I have spent a lifetime comparing myself to others. I do wonder if it has something to do with the fact that I am an identical twin. Try having someone in your life who looks like you, sounds like you and has the same upbringing, and not compare!
I sometimes find myself comparing to other people's success, both here and in Australia. The reality is, it sucks! A couple of weeks ago I mentioned that I am not a competitive person, which is true, but I am certainly a comparative person! I think the difference is, that when you are competitive, it is generally motivating whereas when you are comparative it can be very demotivating. And as much as we know we shouldn't do it, and it is unconstructive, it still happens from time to time.
Thankfully I have the Freefall curriculum to lift myself out of any funk. Whenever I indulge in feeling inadequate for a little too long, I get clarity on 'what's really going on', shift my state, and choose a more empowering thought process (namely being inspired by the company I keep, how lucky am I to be around such motivating people).

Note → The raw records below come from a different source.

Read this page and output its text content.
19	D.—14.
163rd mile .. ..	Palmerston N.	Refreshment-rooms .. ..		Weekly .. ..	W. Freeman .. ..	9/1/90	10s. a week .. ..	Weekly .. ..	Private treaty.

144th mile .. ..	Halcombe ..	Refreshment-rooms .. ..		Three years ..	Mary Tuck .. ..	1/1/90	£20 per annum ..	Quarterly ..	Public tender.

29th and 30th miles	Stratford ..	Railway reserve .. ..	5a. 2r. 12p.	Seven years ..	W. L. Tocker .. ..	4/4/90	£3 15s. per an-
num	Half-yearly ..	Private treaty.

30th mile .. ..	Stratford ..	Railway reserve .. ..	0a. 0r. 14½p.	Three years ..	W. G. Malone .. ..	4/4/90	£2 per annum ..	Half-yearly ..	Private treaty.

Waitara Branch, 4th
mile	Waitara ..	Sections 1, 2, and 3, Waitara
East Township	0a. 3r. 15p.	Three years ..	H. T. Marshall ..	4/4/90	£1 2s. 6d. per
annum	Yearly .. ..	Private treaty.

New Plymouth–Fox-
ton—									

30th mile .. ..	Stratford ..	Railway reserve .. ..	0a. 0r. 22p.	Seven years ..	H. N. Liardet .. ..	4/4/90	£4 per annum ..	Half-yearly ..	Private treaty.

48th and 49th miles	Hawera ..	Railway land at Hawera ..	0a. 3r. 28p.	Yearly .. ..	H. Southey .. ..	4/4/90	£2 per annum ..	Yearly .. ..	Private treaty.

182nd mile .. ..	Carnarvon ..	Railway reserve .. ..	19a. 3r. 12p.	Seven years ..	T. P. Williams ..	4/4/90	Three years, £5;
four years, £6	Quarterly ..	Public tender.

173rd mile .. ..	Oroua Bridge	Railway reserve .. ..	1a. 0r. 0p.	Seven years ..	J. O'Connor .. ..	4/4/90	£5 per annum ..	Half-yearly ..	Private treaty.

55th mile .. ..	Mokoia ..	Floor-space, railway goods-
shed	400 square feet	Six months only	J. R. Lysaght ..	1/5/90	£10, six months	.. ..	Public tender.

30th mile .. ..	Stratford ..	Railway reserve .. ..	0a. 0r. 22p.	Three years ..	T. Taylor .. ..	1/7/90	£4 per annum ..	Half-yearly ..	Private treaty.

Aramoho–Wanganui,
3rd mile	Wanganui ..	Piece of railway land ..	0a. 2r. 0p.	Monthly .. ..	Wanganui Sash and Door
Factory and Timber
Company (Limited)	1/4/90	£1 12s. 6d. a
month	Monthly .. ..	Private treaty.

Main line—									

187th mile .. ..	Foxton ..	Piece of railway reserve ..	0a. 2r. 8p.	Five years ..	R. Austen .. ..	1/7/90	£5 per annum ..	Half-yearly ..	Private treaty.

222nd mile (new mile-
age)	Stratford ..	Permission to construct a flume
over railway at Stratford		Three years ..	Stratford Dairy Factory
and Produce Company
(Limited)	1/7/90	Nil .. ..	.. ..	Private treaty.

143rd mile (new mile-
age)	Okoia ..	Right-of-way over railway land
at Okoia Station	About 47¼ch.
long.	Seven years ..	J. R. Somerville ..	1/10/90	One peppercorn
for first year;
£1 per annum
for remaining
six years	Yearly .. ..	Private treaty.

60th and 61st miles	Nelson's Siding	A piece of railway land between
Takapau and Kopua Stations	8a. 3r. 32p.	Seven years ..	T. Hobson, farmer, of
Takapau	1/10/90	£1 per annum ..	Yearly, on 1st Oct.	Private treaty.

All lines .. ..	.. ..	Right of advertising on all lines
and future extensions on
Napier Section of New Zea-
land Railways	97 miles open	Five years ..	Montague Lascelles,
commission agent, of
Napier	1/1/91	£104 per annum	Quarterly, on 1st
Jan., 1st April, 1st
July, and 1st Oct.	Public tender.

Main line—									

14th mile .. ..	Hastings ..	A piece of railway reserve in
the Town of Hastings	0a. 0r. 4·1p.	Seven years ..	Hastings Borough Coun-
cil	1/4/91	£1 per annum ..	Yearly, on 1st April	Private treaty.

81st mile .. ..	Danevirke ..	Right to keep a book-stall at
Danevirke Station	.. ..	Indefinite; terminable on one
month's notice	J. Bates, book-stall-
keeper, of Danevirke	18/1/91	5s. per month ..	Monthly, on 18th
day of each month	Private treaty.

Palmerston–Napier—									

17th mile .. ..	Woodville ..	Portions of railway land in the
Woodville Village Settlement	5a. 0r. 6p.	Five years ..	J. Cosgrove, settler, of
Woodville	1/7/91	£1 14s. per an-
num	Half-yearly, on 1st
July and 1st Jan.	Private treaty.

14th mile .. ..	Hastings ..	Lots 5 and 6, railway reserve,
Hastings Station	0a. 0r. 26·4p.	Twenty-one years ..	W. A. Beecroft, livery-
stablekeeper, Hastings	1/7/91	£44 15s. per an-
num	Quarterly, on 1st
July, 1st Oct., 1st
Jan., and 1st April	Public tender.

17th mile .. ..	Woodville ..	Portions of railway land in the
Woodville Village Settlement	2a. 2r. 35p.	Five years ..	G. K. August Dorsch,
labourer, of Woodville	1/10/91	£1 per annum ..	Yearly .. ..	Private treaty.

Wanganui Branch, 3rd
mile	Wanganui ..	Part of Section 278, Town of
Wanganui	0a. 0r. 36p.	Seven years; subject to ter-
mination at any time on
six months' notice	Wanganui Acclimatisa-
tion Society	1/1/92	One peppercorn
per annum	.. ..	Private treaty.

I know that I am not the only one who experiences this; there are some other people I have been speaking to recently, who are feeling disempowered by comparing themselves to others.
We care way more about what people think than we think we do (or DO we?!)
Whereas we like to think that our own contribution and sense of fulfillment are key drivers for our own success, often it is simply about what others think.
HOWEVER, when looking for some research around this, the key thing that came back was a study recently conducted by Jeep, in conjunction with the launch of their Renegade ( clever people, they are using thought leadership smartly, and the study results have been recounted far and wide across global media). The upshot of the research is that as we get older, we stop worrying so much about what others think. 2000 people were polled on various aspects, and the conclusion is that at around 41 years old, we generally stop worrying about what others think.
That is certainly the case for many aspects of my life. In fact take a look at the following list, and see if you are comfortable doing most of these (many of you like me will be laughing a number 1; I can't recall the last time I went out on a Friday or Saturday night!).
1. You only go out on a Friday or Saturday night - never both
2. You go to the cinema on your own
3. You'll eat a meal in a restaurant on your own
4. You watch the TV shows you like
5. You play music you like in the car
6. You order the food you like
7. You go make-up free
8. You switch from Radio 1 to Radio 2 (those of you who have hung out in the UK will know what that means)
9. You have embraced your natural hair colour
10. You dance at family parties
Maybe it's time for us to realise that the comparison game well and truly doesn't serve, and start simply enjoying our own path without applying unnecessary pressure on ourselves.